7.1. Orar em função dos outros à nossa volta

Orar para os outros à nossa volta. Um problema com a oração feita em voz alta e em público é que a presença das pessoas à nossa volta não pode deixar de influir negativamente na espontaneidade oração que fazemos. Quando oramos em público e em voz alta, temos a tendência de escolher melhor as palavras, dizer algumas coisas para mostrar aos outros que temos fé, e não dizermos outras, que realmente estão em nossos corações, porque os outros nos poderiam julgar mal. Uma oração assim não é livre nem verdadeira. Mas há pessoas que se comprazem imensamente em orar publicamente, porque oram "bem", sabem dizer palavras que causam grande efeito nos ouvintes. Estas pessoas, na realidade, não oram a Deus. Elas oram para serem vistas (e ouvidas):

Mateus 6:5: E, quando orares, não sejas como os hipócritas; pois se comprazem em orar em pé nas sinagogas, e às esquinas das ruas, para serem vistos pelos homens. Em verdade vos digo que já receberam o seu galardão.

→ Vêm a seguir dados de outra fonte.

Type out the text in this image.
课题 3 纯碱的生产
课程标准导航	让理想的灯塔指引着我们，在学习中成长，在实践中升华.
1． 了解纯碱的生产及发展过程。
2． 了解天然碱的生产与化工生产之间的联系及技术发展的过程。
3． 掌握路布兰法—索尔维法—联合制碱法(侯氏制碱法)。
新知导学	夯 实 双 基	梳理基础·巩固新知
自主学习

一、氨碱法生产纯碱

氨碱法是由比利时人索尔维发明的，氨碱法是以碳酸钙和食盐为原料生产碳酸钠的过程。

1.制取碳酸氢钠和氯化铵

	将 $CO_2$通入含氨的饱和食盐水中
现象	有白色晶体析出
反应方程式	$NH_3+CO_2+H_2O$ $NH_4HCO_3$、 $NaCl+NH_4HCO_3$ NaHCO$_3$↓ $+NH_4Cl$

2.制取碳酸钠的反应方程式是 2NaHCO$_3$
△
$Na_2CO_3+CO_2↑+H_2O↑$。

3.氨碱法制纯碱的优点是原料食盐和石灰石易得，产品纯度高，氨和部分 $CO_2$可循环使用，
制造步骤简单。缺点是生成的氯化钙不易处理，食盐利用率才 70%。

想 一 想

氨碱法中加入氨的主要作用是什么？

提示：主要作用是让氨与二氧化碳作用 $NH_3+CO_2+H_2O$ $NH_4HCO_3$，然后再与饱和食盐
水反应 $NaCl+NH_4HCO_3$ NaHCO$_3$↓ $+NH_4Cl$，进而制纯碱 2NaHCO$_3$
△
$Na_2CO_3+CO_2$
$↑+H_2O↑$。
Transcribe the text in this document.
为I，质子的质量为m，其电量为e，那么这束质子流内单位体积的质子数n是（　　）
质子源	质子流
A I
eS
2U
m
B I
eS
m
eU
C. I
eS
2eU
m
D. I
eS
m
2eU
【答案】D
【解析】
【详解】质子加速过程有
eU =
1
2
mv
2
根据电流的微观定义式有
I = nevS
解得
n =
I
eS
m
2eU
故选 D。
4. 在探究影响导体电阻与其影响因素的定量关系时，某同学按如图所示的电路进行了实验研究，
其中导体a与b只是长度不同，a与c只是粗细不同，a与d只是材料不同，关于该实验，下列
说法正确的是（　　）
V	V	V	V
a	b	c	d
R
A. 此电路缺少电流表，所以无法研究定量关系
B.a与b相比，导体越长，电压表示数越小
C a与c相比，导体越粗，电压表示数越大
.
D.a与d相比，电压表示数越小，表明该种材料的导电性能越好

7.2. Orar insistindo com Deus

Repetir insistentemente nossas súplicas é prova apenas de falta de confiança em Deus. Isto fazemos não somente quando repetimos vezes seguidas as mesmas palavras a Deus, mas também quando, no pensamento, ficamos depois inquietos, preocupados com o problema que já entregamos a Deus em oração. Pois muitas vezes oramos sobre alguma dificuldade, dizemos que confiamos no Senhor, mas depois, no pensamento, continuamos atormentados pelo problema e ansiosos pela solução. Isto é insistente repetição também. Se já oramos, e sabemos que o Senhor nos ouviu, devemos descansar o espírito e esperar com confiança a providência dEle.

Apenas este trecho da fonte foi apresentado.